Lassonde Professor is fighting clickbait and Twitter bots with Artificial Intelligence

Users often encounter fraudulent content online, including misinformation and marketing scams. This is not only frustrating for users, but also something that can have major consequences on both a global and personal level, ranging from financial and political damages to cultural and personal disagreements and divides.

Motivated to protect internet users, Uyen Trang Nguyen, an associate professor in the Department of Electrical Engineering & Computer Science at York University’s Lassonde School of Engineering, is developing Artificial Intelligence (AI) systems to prevent the spread of fraudulent content. Specifically, Professor Nguyen is designing systems to strategically detect and target clickbait and Twitter bots; two techniques commonly used to spread misinformation and marketing scams. These systems are developed with a subfield of AI called Machine Learning (ML), which trains computers to extract patterns and knowledge from specific data and learn from it, similar to the way humans read an instruction manual before completing an unfamiliar task.

“I was inspired to start this work because I see the issues that are caused by false information on the internet,” says Professor Nguyen. “Families have serious disagreements, there is interference with our elections, I want to provide protection against these threats.”

To combat the spread of fraudulent content and misinformation, Professor Uyen is developing a system that analyzes the relationship between words in an article or on a webpage to detect clickbait. This system operates using a combination of methods that have not been used for clickbait detection systems before: a neural network that can mimic our brain’s ability to recognize patterns and regularities in data, coupled with human semantic knowledge of language to understand the relationship between words. While analyzing an article or webpage, the system relies on a graph that represents the semantic relationship between words and uses this information to correlate the title of an article or webpage to its content – if the title and content do not match, it is labelled as clickbait.

An example of how Professor Nguyen’s clickbait detection model distinguishes non-clickbait from click-bait.
An example of how Professor Nguyen’s clickbait detection model distinguishes non-clickbait from clickbait.

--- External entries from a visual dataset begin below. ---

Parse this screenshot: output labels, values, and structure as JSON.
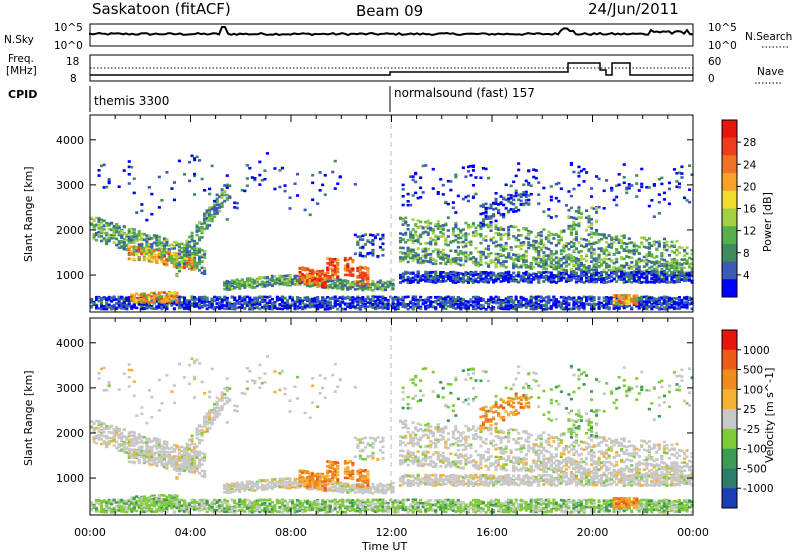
{
  "header": {
    "radar": "Saskatoon (fitACF)",
    "beam": "Beam 09",
    "date": "24/Jun/2011"
  },
  "strips": {
    "nsky_label": "N.Sky",
    "nsky_ticks": [
      "10^5",
      "10^0"
    ],
    "nsearch_label": "N.Search",
    "nsearch_ticks": [
      "10^5",
      "10^0"
    ],
    "freq_label_1": "Freq.",
    "freq_label_2": "[MHz]",
    "freq_ticks": [
      "18",
      "8"
    ],
    "nave_label": "Nave",
    "nave_ticks": [
      "60",
      "0"
    ],
    "cpid_label": "CPID",
    "cpid_modes": [
      "themis 3300",
      "normalsound (fast) 157"
    ]
  },
  "chart_data": [
    {
      "type": "heatmap",
      "name": "power",
      "ylabel": "Slant Range [km]",
      "xlabel": "Time UT",
      "xlim": [
        0,
        24
      ],
      "ylim": [
        180,
        4550
      ],
      "x_ticks": [
        "00:00",
        "04:00",
        "08:00",
        "12:00",
        "16:00",
        "20:00",
        "00:00"
      ],
      "y_ticks": [
        1000,
        2000,
        3000,
        4000
      ],
      "colorbar_label": "Power [dB]",
      "colorbar_ticks": [
        "28",
        "24",
        "20",
        "16",
        "12",
        "8",
        "4"
      ],
      "colors": [
        "#0000ff",
        "#3d5ab7",
        "#3f8a5e",
        "#56b04d",
        "#a6d044",
        "#f2dc2e",
        "#f7a329",
        "#f07323",
        "#ee3d1c",
        "#e8150e"
      ],
      "scatter_echo_bands": [
        {
          "t0": 0.0,
          "t1": 4.6,
          "r0": 1500,
          "r1": 2200,
          "level": "high"
        },
        {
          "t0": 3.5,
          "t1": 5.2,
          "r0": 1200,
          "r1": 2900,
          "level": "high"
        },
        {
          "t0": 8.2,
          "t1": 11.0,
          "r0": 750,
          "r1": 1350,
          "level": "very high"
        },
        {
          "t0": 12.3,
          "t1": 24.0,
          "r0": 750,
          "r1": 2600,
          "level": "moderate"
        }
      ]
    },
    {
      "type": "heatmap",
      "name": "velocity",
      "ylabel": "Slant Range [km]",
      "xlabel": "Time UT",
      "xlim": [
        0,
        24
      ],
      "ylim": [
        180,
        4550
      ],
      "x_ticks": [
        "00:00",
        "04:00",
        "08:00",
        "12:00",
        "16:00",
        "20:00",
        "00:00"
      ],
      "y_ticks": [
        1000,
        2000,
        3000,
        4000
      ],
      "colorbar_label": "Velocity [m s^-1]",
      "colorbar_ticks": [
        "1000",
        "500",
        "100",
        "25",
        "-25",
        "-100",
        "-500",
        "-1000"
      ],
      "colors": [
        "#1b3db8",
        "#2e7d6a",
        "#3e9b55",
        "#7fcc3a",
        "#c8c8c8",
        "#f6b232",
        "#f08c1e",
        "#ee5a18",
        "#e8150e"
      ]
    }
  ],
  "footer": {
    "xlabel": "Time UT"
  }
}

Focusing on the spread of disinformation and misinformation on Twitter, Professor Nguyen is also developing a complex system to detect Twitter bots. Although Twitter bots can be used for convenient, automated updates of blogs and news, they are also used to spread malicious content. Professor Nguyen’s proposed system combines natural language processing with a recurrent neural network. Working together to analyze tweet content, natural language processing allows the system to understand text the way humans do, while the recurrent neural network helps the system identify language patterns used by bots. Using these methods, the system can distinguish a Twitter bot from a legitimate Twitter account.

Using these proposed systems to detect clickbait and Twitter bots, network administrators from companies such as Google or Twitter would have the ability to slow down or prevent the spread of fraudulent content before it reaches more internet users. An added feature that Professor Nguyen is developing to improve the use of these systems is explainability – this allows the systems to provide an explanation behind their decisions. “It’s hard for people to trust artificial intelligence – it’s a computer, not a person,” says Professor Nguyen. “I want to make sure these systems can explain what they are doing, so we can build trust in AI.”

Professor Nguyen is working on additional improvements to her artificial intelligence systems, including a feature that will permit her Twitter-bot detection system to distinguish between harmful and harmless bots. She is also applying machine learning methods to develop a system that can support financial institutions by detecting money laundering transactions.